Le calme avant la tempête

Tracy Chen, CFA, CAIA, Portfolio Manager and Head of Structured Credit, Brandywine Global (une filiale de Legg Mason )

À la fin de l’an dernier, nous étions persuadés qu’en 2018, le plus grand risque serait une guerre commerciale entre les États-Unis et la Chine. Mais, plus inquiétant, le consensus du marché estimait que cette guerre ne dépasserait pas le stade des mots. Nous avons d’abord vu le président Trump refuser à la Chine le statut d’“économie de marché” ; ensuite des droits d’importation ont été instaurés sur les panneaux solaires et les machines à laver. Mais ce sont les taxes sur l’importation de l’acier et de l’aluminium qui ont secoué le marché, même si elles ne constituent qu’un coup de semonce.

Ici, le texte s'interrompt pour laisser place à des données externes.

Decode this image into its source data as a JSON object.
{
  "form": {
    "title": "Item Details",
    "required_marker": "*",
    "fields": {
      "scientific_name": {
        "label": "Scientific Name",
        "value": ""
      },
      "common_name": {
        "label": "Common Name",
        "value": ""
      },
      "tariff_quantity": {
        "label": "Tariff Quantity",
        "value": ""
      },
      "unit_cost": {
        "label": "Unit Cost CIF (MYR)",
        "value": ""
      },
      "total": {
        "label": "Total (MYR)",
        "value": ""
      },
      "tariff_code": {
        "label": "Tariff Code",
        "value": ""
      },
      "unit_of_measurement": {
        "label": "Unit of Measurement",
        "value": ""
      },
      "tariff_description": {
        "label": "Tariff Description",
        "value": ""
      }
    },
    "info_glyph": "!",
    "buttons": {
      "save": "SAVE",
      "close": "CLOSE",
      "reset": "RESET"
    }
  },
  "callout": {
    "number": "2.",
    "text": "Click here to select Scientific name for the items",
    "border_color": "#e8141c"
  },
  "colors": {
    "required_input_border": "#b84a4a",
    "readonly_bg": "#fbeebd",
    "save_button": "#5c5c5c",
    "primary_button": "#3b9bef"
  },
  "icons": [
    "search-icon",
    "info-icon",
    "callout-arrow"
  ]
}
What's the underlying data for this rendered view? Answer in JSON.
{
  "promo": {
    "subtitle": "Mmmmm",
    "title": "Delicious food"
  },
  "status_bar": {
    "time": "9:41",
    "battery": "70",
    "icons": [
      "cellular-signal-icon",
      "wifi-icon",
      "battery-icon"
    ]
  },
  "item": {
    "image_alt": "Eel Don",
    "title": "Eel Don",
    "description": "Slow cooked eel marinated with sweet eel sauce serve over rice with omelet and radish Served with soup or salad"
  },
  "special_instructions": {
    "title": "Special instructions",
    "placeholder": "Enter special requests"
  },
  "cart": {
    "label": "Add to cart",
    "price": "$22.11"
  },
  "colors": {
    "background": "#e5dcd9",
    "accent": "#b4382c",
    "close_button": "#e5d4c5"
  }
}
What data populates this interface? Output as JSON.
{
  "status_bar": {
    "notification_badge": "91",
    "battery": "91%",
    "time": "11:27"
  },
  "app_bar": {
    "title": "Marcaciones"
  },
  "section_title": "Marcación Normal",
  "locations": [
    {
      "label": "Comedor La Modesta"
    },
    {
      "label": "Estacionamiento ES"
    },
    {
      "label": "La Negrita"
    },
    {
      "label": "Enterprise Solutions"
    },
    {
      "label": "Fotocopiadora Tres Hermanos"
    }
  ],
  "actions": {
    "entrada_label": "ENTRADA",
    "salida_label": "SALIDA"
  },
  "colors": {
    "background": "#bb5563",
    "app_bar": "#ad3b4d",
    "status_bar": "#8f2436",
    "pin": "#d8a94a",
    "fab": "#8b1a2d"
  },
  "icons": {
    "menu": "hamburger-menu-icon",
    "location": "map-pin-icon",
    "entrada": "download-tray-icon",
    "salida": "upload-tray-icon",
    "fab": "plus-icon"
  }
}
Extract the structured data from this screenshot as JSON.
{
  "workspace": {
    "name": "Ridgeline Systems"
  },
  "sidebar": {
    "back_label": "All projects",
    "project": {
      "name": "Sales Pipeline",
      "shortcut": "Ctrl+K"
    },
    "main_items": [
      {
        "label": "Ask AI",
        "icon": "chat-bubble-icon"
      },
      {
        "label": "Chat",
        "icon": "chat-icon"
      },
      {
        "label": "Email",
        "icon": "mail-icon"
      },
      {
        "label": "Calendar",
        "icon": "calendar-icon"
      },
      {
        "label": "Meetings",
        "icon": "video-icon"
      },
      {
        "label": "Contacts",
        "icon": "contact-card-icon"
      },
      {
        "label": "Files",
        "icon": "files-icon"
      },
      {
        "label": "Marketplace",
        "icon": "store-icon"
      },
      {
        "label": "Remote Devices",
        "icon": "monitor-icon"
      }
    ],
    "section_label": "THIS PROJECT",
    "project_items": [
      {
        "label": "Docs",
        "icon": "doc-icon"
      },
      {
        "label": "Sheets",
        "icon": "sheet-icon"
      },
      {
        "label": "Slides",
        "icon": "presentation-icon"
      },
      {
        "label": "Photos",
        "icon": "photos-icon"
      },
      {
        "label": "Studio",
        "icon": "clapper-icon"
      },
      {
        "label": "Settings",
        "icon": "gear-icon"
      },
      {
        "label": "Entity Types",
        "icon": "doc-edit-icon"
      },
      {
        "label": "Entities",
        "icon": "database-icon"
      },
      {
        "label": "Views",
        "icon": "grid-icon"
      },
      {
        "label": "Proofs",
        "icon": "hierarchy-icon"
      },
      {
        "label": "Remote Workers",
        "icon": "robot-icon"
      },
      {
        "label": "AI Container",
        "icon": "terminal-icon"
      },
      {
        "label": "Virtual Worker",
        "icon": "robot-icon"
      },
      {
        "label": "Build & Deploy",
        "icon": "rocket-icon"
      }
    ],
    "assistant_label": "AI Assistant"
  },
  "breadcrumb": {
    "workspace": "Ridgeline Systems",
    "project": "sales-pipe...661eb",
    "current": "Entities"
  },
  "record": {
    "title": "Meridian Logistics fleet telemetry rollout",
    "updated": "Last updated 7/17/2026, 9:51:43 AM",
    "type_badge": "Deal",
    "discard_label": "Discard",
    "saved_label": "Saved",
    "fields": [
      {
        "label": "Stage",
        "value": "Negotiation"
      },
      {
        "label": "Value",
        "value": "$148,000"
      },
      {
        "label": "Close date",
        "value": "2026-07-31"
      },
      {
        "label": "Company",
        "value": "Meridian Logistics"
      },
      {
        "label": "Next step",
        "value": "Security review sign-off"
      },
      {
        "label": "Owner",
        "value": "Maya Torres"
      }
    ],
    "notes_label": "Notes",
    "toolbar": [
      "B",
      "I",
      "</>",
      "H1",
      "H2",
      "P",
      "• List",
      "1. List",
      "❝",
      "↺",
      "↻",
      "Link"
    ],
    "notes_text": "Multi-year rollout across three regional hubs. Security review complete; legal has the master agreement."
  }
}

La vraie guerre commerciale viendra du verdict de l’enquête sur les droits de propriété intellectuelle, que l’on attend prochainement. La sidérurgie et l’aluminium sont de vieilles industries, et le vrai enjeu commercial concernera l’innovation et la technologie. Le spectre de cette guerre commerciale va-t-il freiner les investissements des entreprises ? Et dans quelle mesure ce risque est-il déjà escompté dans les cours ?

Les droits d’importation actuels ne pèseront pas nécessairement sur le commerce et l’économie planétaires. Les mesures de rétorsion et les oppositions profondes dans l’ordre mondial qui s’ensuivront auront davantage d’impact. Le conflit commercial qui oppose les États-Unis et la Chine n’est pas près de se terminer. Les accusations de vol de propriété intellectuelle sont autrement plus préoccupantes. L’incitation fiscale mise en place par Trump via une réduction d’impôt et l’affaiblissement du dollar sont le signe que le déficit public actuel des États-Unis augmentera encore plutôt qu’il ne diminuera. Une hausse du déficit public incitera Trump à prendre des mesures de protectionnisme plus agressives, même si ce type d’initiative ne résoudra rien. Le déficit public américain est causé par des problèmes structurels graves. Le protectionnisme n’est pas la solution, surtout à l’ère actuelle, très complexe, de la post-mondialisation. Il en résultera une rupture de la chaîne d’approvisionnement mondiale, une friction croissante d’un commerce mondial déjà à son apogée, une baisse de la productivité et un risque grandissant de ralentissement de la croissance mondiale.

Le très fragile redressement de l’économie mondiale risque de s’en trouver compromis, surtout dans la zone euro et dans certains marchés émergents où la croissance repose surtout sur le commerce. Dans l’histoire “récente” des États-Unis, on a vu le dollar se déprécier au cours des périodes marquées par le protectionnisme. Ce fut le cas notamment sous Nixon en 1971, et sous Reagan en 1985. Non seulement parce que les gouvernements de l’époque avaient instauré des droits d’importation pour affaiblir le dollar, mais en raison de la fin du système de Bretton Woods dans les années 1970 et la signature des Accords du Plaza dans les années 1980. Le protectionnisme pourrait déboucher sur une hausse de l’inflation, des taux et même du dollar, ce que Trump veut éviter. Le renminbi pourrait également s’affaiblir si la Chine se venge afin de conserver sa part des exportations. Si une guerre commerciale éclate, les spread assets et les actifs des marchés émergents pourraient être vendus sans distinction. Une vente massive peut toutefois receler de belles occasions pour les investisseurs de valeur. Comme le marché a adopté une attitude passive face à une guerre commerciale potentielle, la prudence est de mise.